Treaty Between the Russian Federation and Ukraine on Cooperation in the Use of the Sea of Azov and the Kerch Strait
- Signed: December 24, 2003; 21 years ago
- Effective: 23 April 2004
- Signatories: Russia; Ukraine;
- Languages: Russian, Ukrainian

= Treaty Between the Russian Federation and Ukraine on Cooperation in the Use of the Sea of Azov and the Kerch Strait =

The Treaty Between the Russian Federation and Ukraine on Cooperation in the Use of the Sea of Azov and the Kerch Strait is an agreement on sea and fisheries between Russia and Ukraine entered into force on 23 April 2004. It was signed on 24 December 2003 by President of Ukraine Leonid Kuchma and President of Russia Vladimir Putin and ratified by both parliaments in April 2004.

In February 2023 the Ukrainian parliament Verkhovna Rada formally denounced all treaties with Russia on cooperation in the Sea of Azov and in June 2023 Russia’s upper house of parliament, the Federation Council, approved a bill denouncing the Russian-Ukrainian treaty.

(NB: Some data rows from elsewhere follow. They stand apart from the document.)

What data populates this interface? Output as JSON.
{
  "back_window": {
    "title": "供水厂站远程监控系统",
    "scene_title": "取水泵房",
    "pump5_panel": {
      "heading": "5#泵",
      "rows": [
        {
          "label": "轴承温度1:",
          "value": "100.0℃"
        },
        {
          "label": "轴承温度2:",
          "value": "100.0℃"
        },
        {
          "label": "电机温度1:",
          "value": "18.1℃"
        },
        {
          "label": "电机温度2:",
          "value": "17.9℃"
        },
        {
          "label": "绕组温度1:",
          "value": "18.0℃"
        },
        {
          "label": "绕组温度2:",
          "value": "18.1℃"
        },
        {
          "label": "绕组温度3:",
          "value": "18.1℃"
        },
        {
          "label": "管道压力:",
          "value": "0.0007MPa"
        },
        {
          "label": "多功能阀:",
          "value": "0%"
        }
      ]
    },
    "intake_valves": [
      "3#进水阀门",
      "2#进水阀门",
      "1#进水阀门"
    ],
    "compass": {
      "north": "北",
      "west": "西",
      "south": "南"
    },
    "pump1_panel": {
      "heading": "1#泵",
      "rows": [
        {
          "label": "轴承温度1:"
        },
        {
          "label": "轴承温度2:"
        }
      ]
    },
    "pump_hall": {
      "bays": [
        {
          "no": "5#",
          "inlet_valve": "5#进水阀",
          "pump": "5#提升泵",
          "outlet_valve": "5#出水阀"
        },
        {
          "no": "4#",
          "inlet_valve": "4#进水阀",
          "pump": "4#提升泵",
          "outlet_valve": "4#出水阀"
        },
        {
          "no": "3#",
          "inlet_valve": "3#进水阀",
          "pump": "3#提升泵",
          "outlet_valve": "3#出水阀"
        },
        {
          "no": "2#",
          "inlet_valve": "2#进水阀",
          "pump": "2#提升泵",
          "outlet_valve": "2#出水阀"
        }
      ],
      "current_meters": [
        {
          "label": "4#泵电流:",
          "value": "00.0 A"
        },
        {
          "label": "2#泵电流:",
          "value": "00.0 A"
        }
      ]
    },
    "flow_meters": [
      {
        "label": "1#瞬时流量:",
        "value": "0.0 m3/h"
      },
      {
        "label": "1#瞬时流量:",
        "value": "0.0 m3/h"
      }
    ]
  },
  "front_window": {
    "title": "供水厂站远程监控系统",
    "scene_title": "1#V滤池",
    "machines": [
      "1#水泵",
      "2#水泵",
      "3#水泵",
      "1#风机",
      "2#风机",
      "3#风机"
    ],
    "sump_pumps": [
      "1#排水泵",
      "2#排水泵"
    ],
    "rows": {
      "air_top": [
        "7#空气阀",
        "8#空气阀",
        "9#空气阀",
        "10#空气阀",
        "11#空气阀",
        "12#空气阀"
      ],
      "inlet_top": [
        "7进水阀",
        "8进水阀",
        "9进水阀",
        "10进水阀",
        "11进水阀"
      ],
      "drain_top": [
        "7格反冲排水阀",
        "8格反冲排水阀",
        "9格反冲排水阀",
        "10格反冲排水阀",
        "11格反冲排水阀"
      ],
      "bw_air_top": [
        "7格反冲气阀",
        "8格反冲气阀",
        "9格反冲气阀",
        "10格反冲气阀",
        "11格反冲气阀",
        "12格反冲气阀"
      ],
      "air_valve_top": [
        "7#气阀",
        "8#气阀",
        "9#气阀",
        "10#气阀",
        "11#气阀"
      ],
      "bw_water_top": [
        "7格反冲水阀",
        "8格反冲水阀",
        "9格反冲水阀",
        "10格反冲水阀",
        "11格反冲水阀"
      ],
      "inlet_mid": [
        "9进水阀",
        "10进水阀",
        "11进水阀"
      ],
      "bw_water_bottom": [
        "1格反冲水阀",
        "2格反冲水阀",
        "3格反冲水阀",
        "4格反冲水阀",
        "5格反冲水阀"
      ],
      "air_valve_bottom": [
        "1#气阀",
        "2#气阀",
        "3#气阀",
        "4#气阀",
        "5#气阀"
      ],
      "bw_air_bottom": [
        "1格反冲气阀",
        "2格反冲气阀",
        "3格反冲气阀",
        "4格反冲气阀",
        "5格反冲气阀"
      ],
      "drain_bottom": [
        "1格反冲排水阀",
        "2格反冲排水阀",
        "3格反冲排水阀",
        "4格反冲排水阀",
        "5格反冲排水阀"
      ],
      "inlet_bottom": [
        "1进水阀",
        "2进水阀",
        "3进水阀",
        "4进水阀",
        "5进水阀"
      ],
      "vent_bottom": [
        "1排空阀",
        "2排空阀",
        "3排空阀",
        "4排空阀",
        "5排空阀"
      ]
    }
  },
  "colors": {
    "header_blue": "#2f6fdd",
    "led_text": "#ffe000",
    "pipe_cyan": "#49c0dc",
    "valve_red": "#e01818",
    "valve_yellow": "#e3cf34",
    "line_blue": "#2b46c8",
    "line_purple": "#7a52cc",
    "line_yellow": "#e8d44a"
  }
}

It argued that "because, now, the coasts of the Sea of Azov and the Kerch Strait come under the sole jurisdiction of the Russian Federation Ukraine has lost its status as a littoral state with respect to these bodies of water."

==Abstract==
The Parties, proceeding from the necessity of conservation of the Azov–Kerch defined area of water as integral economic and natural complex, to be used in the interests of the Russian Federation and Ukraine, have agreed as follows:

1. The Sea of Azov and the Kerch Strait are historically internal waters of the Russian Federation and Ukraine.
2. The Sea of Azov must be delimited by the state border in accordance with the Agreement signed by the Parties.
3. Dispute settlement regarding the issues pertaining to the defined area of water of Kerch must be regulated by agreement between the Parties.
4. Mercantile vessels and other state non-commercial vessels flying the flags of the Russian Federation and Ukraine have free navigation in the Sea of Azov and the Kerch Strait.
5. Russian–Ukrainian cooperation in the spheres of navigation, fisheries, protection of marine environment, ecological safety and life-saving in the Sea of Azov and the Kerch Strait must be implemented on the basis of existing international agreements and by conclusion, in respective cases, of the new ones.

==Commentary==
Russia and Ukraine have been in a dispute over the delimitation of the waters of the Kerch Strait since the Collapse of Soviet Union. The treaty was signed after 2003 Tuzla Island conflict under pressure of Russian seizure of Tuzla Island and the Kerch Strait's navigable channel from Ukraine. According to Jamestown Foundation, the terms of the treaty were disadvantageous to Ukraine.

In the context of the 2018 Kerch Strait incident, Sergey Lavrov at a press-conference in Rome said that while the agreement stipulates the free navigation, since the Sea of Azov is the common internal waters, both sides have the right for inspection, which was exercised in the past without any complaints. However, Ukraine already filed arbitral proceedings against Russian Federation on the Law of the Sea including the restrictions on passage of Ukrainian vessels through Kerch Strait and the Sea of Azov as far as 2016. Furthermore, the fact is that 24 sailors and 3 ships remain in the custody of Russia in violation of the agreement.